Malaysia will meet its economic expansion target this year even as risks to global growth mount and greater volatility may persist in capital flows, central bank Governor Zeti Akhtar Aziz said.
Price pressures are “quite contained” due to lower fuel and commodity costs and slightly slower demand, Zeti said in an interview in Washington on Saturday. Until there is more clarity to the growth and inflation outlook, the current monetary stance remains accommodative and supportive, she said.
Zeti, who leaves her position at the end of the month when her term is up, has helped to curb inflation and keep monetary policy steady to support domestic demand. Prime Minister Najib Razak is counting on consumers to support growth, finding ways to put more money into their pockets as he faces constraints in increasing government spending.
“We have a high degree of confidence” on the 2016 growth target of 4% to 4.5%, Zeti said. While fuel prices may remain lower for some time, Malaysia’s diversified economy that focuses on more consumption-led industries than exports, and reduced dependence on energy revenues means “we are affected but to a much lesser extent than we would have been” in the past, she said.
Global finance ministers and central bankers pledged to step up their efforts to support growth, as chances rise of a broader slowdown and risks including refugee crises and a potential UK exit from the European Union threaten the world economy. Downside risks to the world economic outlook have increased since October, raising the possibility of a more generalized slowdown and a sudden pull-back of capital flows, the International Monetary Fund’s top policy advisory committee said Saturday.
Malaysia remains “vulnerable” to a reversal of capital flows though buffers such as a highly-developed bond market and strong financial intermediaries have helped to achieve adjustments in the exchange rate and in reserves, she said. The “prediction is greater volatility. That will continue,” she said.
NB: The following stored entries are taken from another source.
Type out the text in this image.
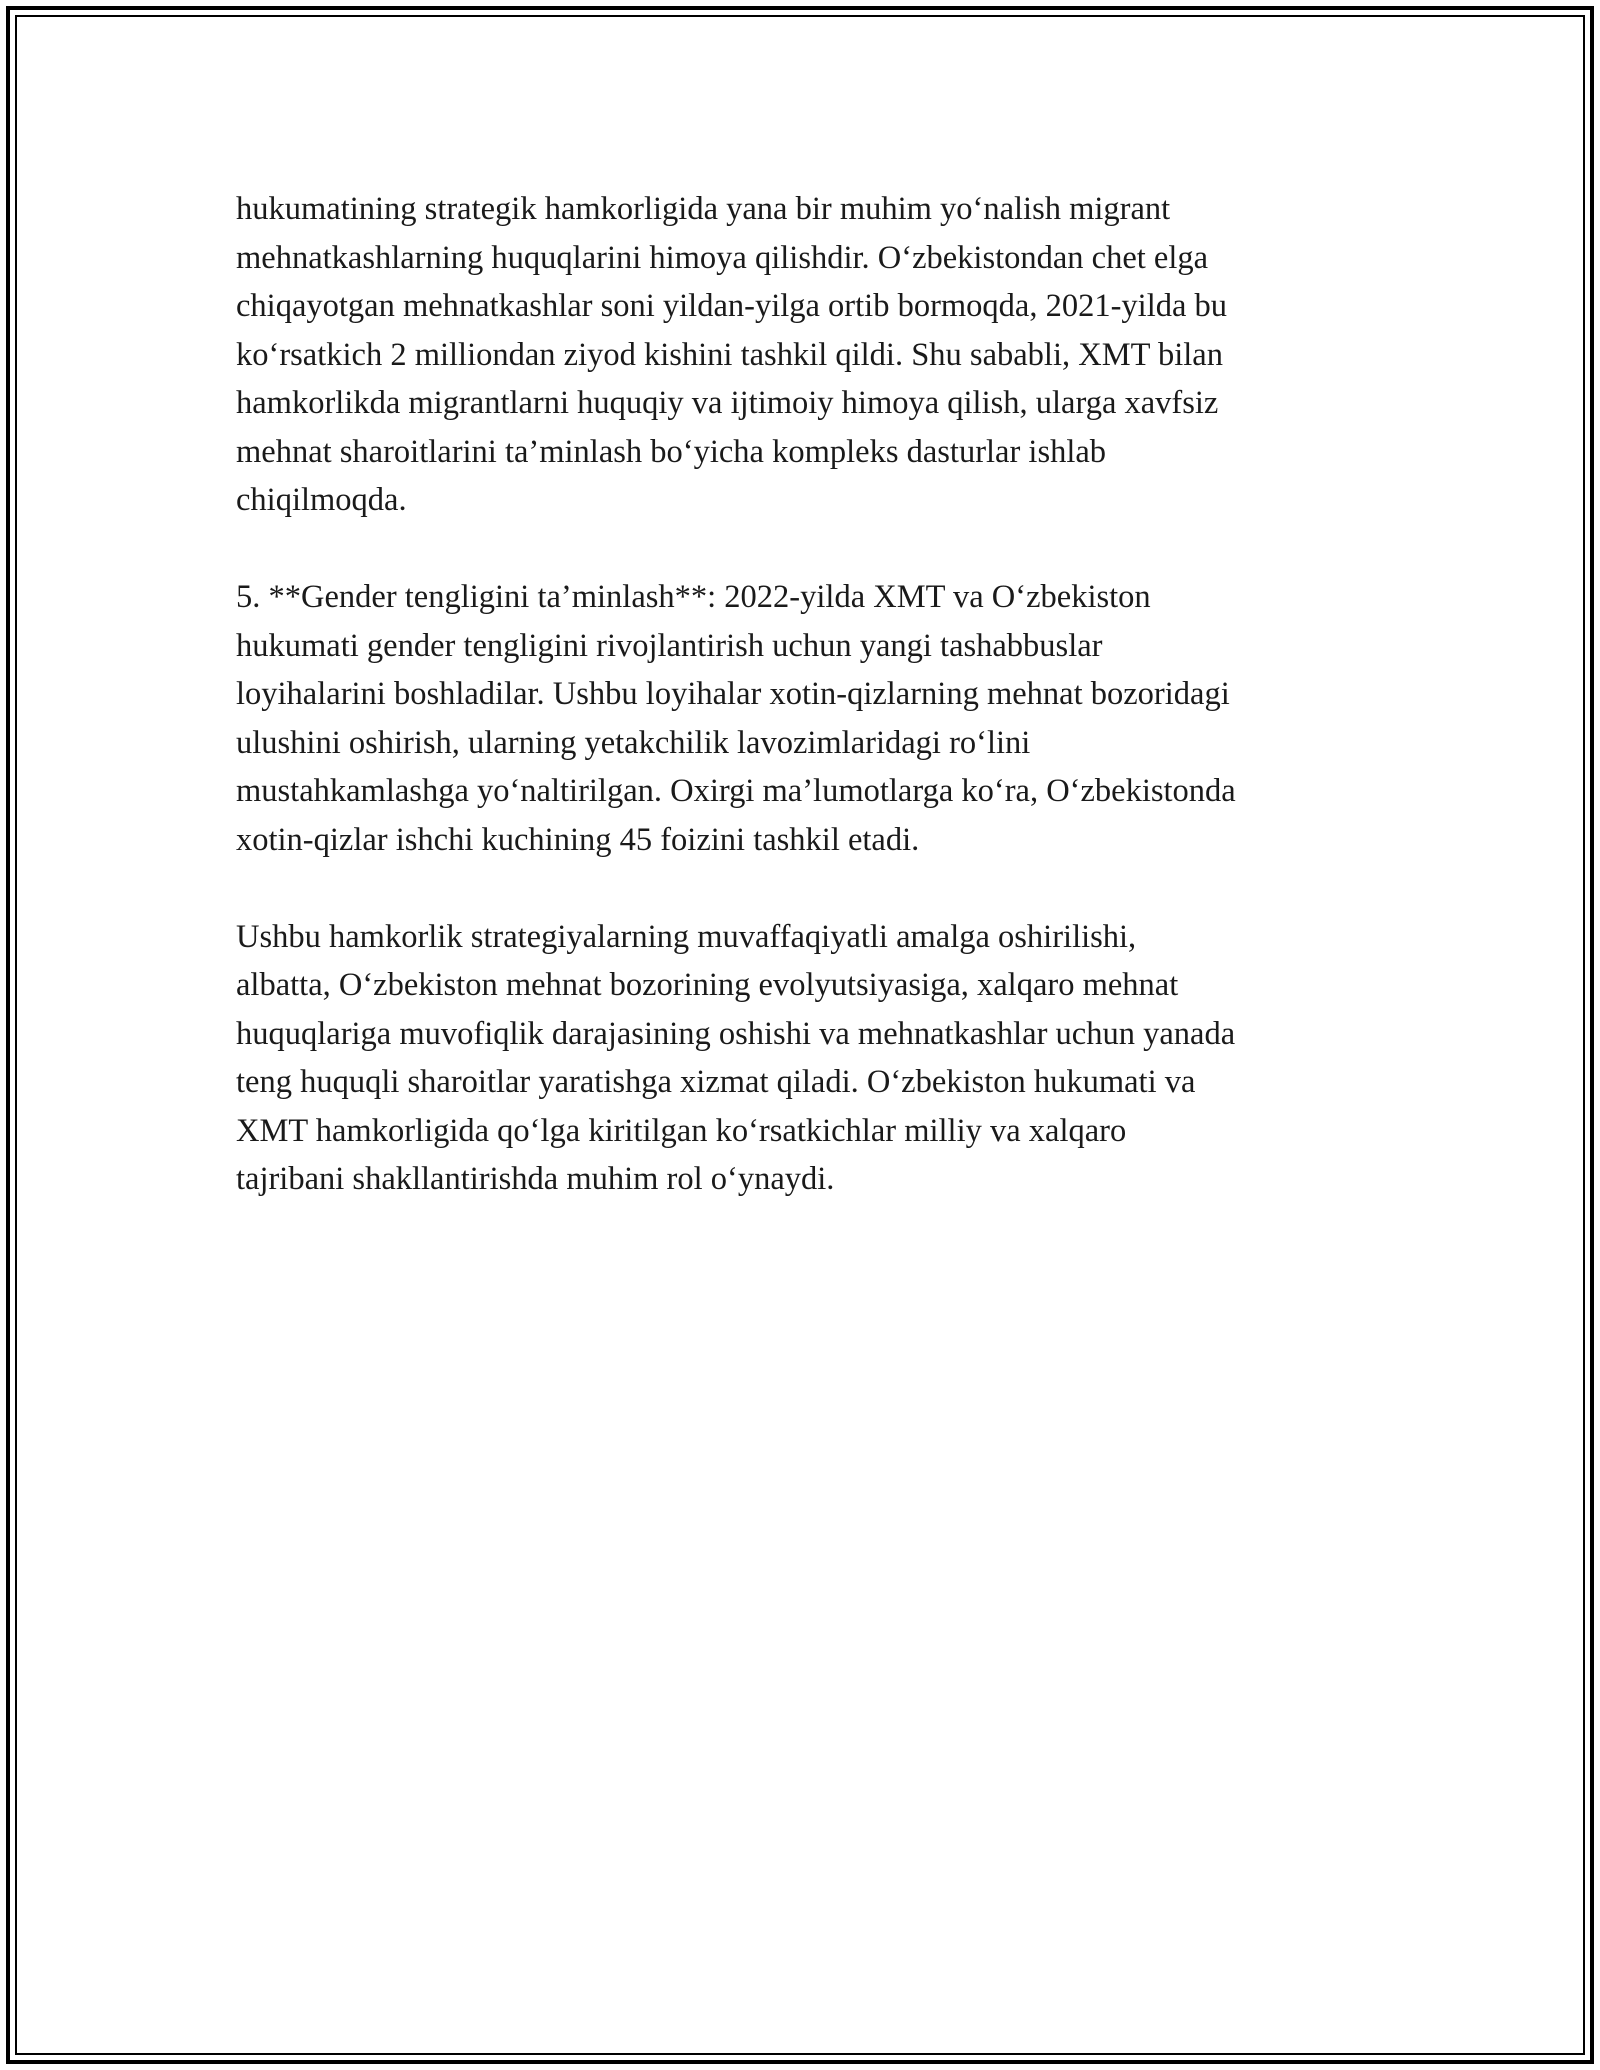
hukumatining strategik hamkorligida yana bir muhim yoʻnalish migrant
mehnatkashlarning huquqlarini himoya qilishdir. Oʻzbekistondan chet elga
chiqayotgan mehnatkashlar soni yildan-yilga ortib bormoqda, 2021-yilda bu
koʻrsatkich 2 milliondan ziyod kishini tashkil qildi. Shu sababli, XMT bilan
hamkorlikda migrantlarni huquqiy va ijtimoiy himoya qilish, ularga xavfsiz
mehnat sharoitlarini ta’minlash boʻyicha kompleks dasturlar ishlab
chiqilmoqda.

5. **Gender tengligini ta’minlash**: 2022-yilda XMT va Oʻzbekiston
hukumati gender tengligini rivojlantirish uchun yangi tashabbuslar
loyihalarini boshladilar. Ushbu loyihalar xotin-qizlarning mehnat bozoridagi
ulushini oshirish, ularning yetakchilik lavozimlaridagi roʻlini
mustahkamlashga yoʻnaltirilgan. Oxirgi ma’lumotlarga koʻra, Oʻzbekistonda
xotin-qizlar ishchi kuchining 45 foizini tashkil etadi.

Ushbu hamkorlik strategiyalarning muvaffaqiyatli amalga oshirilishi,
albatta, Oʻzbekiston mehnat bozorining evolyutsiyasiga, xalqaro mehnat
huquqlariga muvofiqlik darajasining oshishi va mehnatkashlar uchun yanada
teng huquqli sharoitlar yaratishga xizmat qiladi. Oʻzbekiston hukumati va
XMT hamkorligida qoʻlga kiritilgan koʻrsatkichlar milliy va xalqaro
tajribani shakllantirishda muhim rol oʻynaydi.
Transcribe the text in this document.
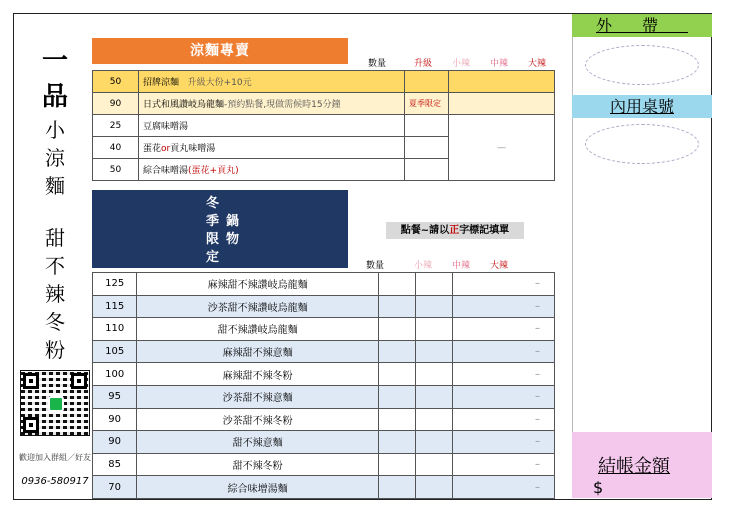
一
品
小
涼
麵
甜
不
辣
冬
粉
歡迎加入群組／好友
0936-580917
涼麵專賣
數量	升級 小辣 中辣 大辣
50	招牌涼麵 升級大份+10元		
90	日式和風讚岐烏龍麵-預約點餐,現做需候時15分鐘	夏季限定	
25	豆腐味噌湯		—
40	蛋花or貢丸味噌湯		
50	綜合味噌湯(蛋花+貢丸)		
冬
季
限
定
鍋
物
點餐~請以正字標記填單
數量	小辣 中辣 大辣
125	麻辣甜不辣讚岐烏龍麵			–
115	沙茶甜不辣讚岐烏龍麵			–
110	甜不辣讚岐烏龍麵			–
105	麻辣甜不辣意麵			–
100	麻辣甜不辣冬粉			–
95	沙茶甜不辣意麵			–
90	沙茶甜不辣冬粉			–
90	甜不辣意麵			–
85	甜不辣冬粉			–
70	綜合味增湯麵			–
外帶
內用桌號
結帳金額
$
The global recovery “is much more modest than had been earlier anticipated,” Zeti said. Uncertainty in world financial markets, if it continues, “makes it a challenge for businesses” and they’ll “stay on the sidelines” instead of investing, while households may delay consumption, all of which would contribute to slower growth, she said.
“Having heightened volatility for long periods of time is not conducive to growth,” she said.
The ringgit has risen about 10% this year to become the second best-performing currency in Asia, rebounding from a 17-year low. Global funds poured 6.1bn ringgit ($1.6bn) into Malaysian equities in March, after outflows of 19.5bn ringgit in 2015.
Concerns about the weaker world economic outlook, anticipation of further normalisation of US monetary policy by the Federal Reserve, and fuel price adjustments are among external factors weighing on Malaysia’s currency, according to Zeti.
“Right now, it doesn’t reflect our fundamentals,” she said, adding that the nation has a current account surplus, relatively low foreign indebtedness and a high level of foreign exchange reserves. With steady growth, low inflation and an improving fiscal position, “the currency would be stronger if it was reflecting our fundamentals,” she said.
Bank Negara left the benchmark interest rate unchanged at 3.25% at Zeti’s last scheduled monetary policy decision in March as accelerating inflation reduced scope for a cut in borrowing costs.
The central bank ordered lenders to set aside less cash as reserves from February as policy makers sought to add more money in the financial system amid weakening growth. The move to cut the statutory reserve ratio has had an impact, Zeti said.
“There is potential to do more,” she said. “But right now it has stabilised liquidity conditions in our financial markets.”
Investors periodically dumped Malaysia’s stocks, bonds and currency last year, in part as allegations of financial irregularities at a state investment company 1Malaysia Development hurt sentiment and reports of hundreds of millions of dollars that appeared in Najib’s accounts in 2013 sparked political tensions. 
The premier and 1MDB have repeatedly denied wrongdoing.
Zeti had become increasingly critical about the affairs of 1MDB, whose advisory board is chaired by Najib. The central bank had at least twice proposed criminal proceedings against 1MDB, something the attorney general dismissed as it concluded there was no wrongdoing.
The government hasn’t announced who will replace Zeti when she steps down from the central bank at the end of this month after 16 years at the helm. A governance committee under the auspices of Bank Negara Malaysia has the responsibility of vetting internal and external candidates before Najib’s government picks one to be endorsed by the king.
The governance committee, tasked to vet candidates, has submitted the recommendation on her successor and it’s now up to the government to decide, Zeti said last month.
“The person should have the best credentials for this current environment,” she said on Saturday, when asked if she’d prefer an internal or external candidate to replace her. “We’re all waiting with bated breath for the announcement.”